In any case, where I was at, the database was already working too hard to allow us to put more than a relatively small number of essential stored procs on it.

I do agree whole-heartedly that quite often database performance is messed up by app developers who can't or usually don't want to learn how to use a database properly or write efficient sql... or insist that "ORM is all you need, you don't need to know how to program sql." But education (enforced if needed) is the better solution there. Going around them as a solution is just not a good practice for an organization. Education is far better.

In the end, if you can use prepared statements use them. If you can use stored procs, use those if you think they will help. But in general if your database is really busy, it is better to eat a little network lag and use the prepared statements.
Tom Kyte
March 28, 2012 - 8:51 am UTC

if you have a really busy database, and you want it to be less busy, you will demand that developers only use stored procedures and never issue select/insert/update/delete/merge from the client side.

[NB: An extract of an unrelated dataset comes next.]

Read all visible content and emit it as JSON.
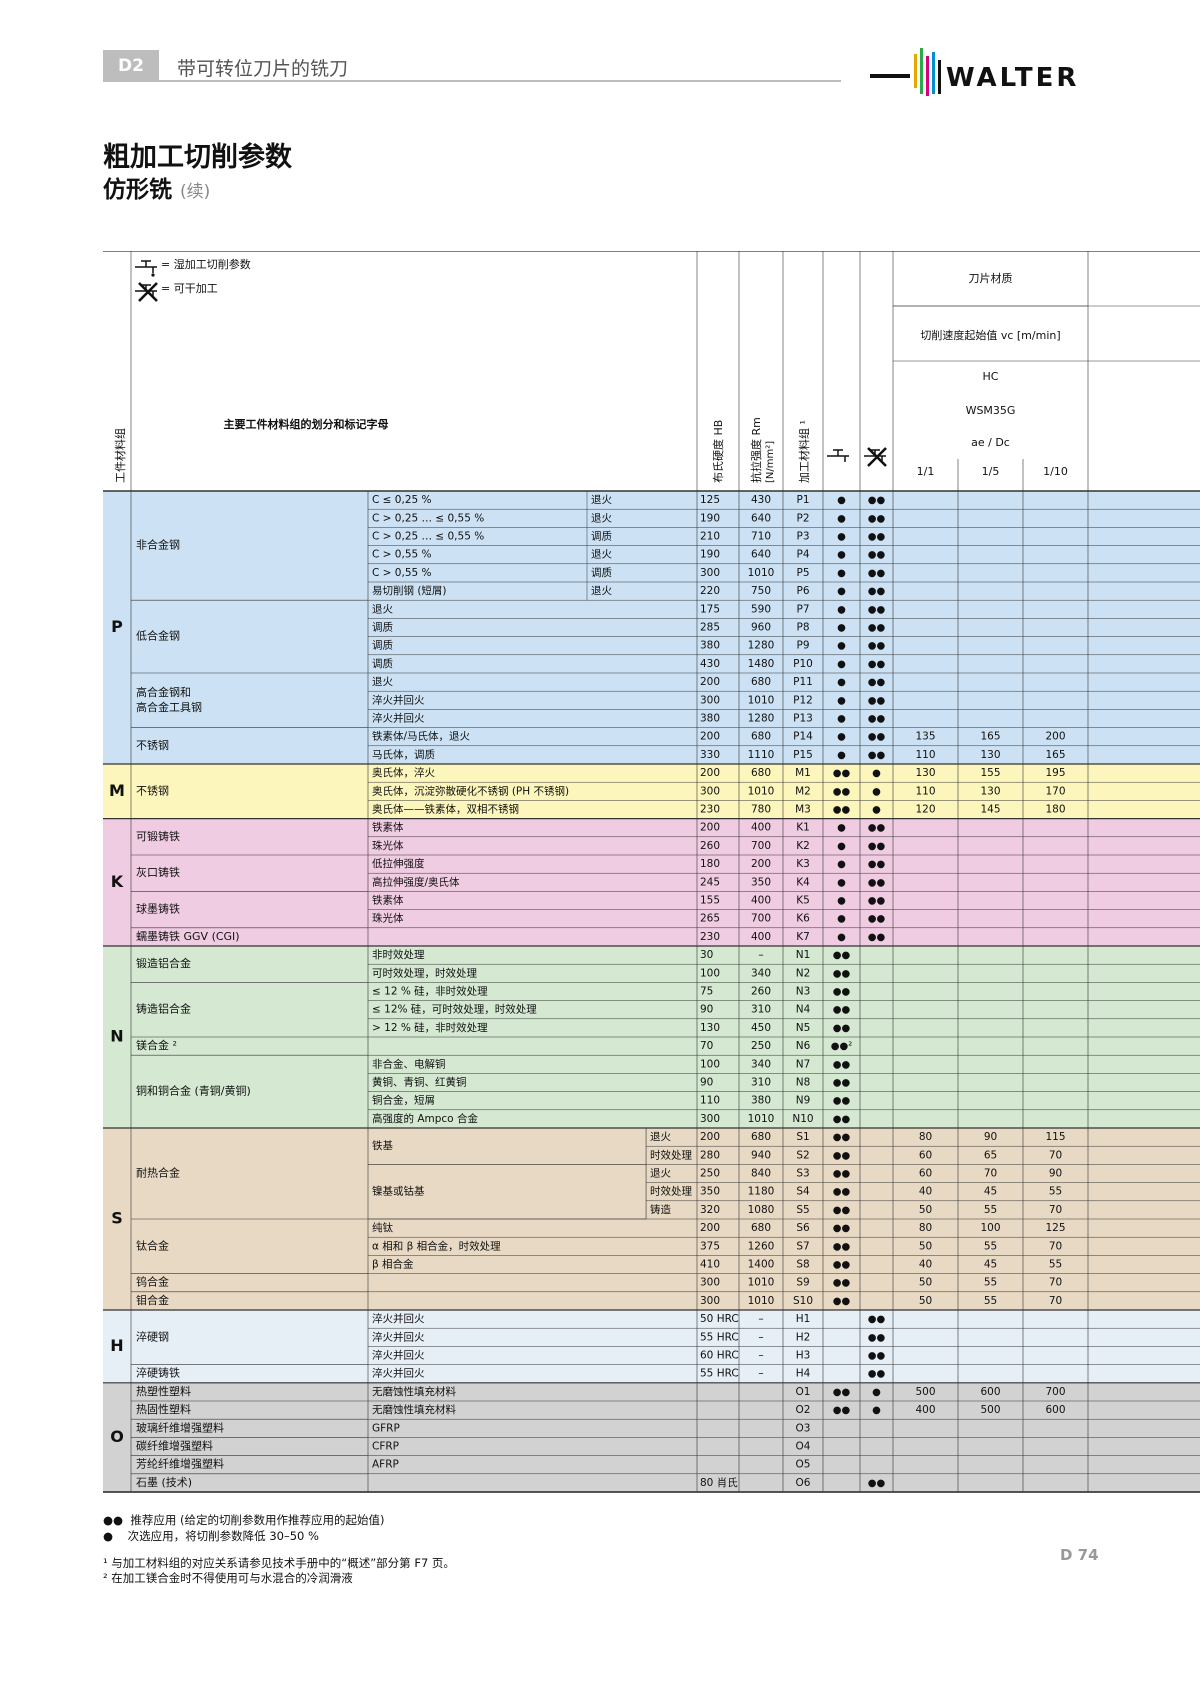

The tendencies to overwhelm a database will billions of stupid, tiny, repetitive bits of sql - which *kills* the database - is there when they do not use stored procedures.

when using stored procedures, at least you have a chance of correcting this, using bulk sql, doing things like *joins* etc.


what do DISKS have to do with anything in this discussion? In the best of worlds - the disk IO would be identical. In the worst of worlds, the disk IO is orders of magnitude larger with client code (no stored procedures) because of the slow by slow mentality. how does *processing* (CPU) impact *disk*? that doesn't make any sense.


I disagree with your premise entirely. I didn't miss anything, in my view - you are.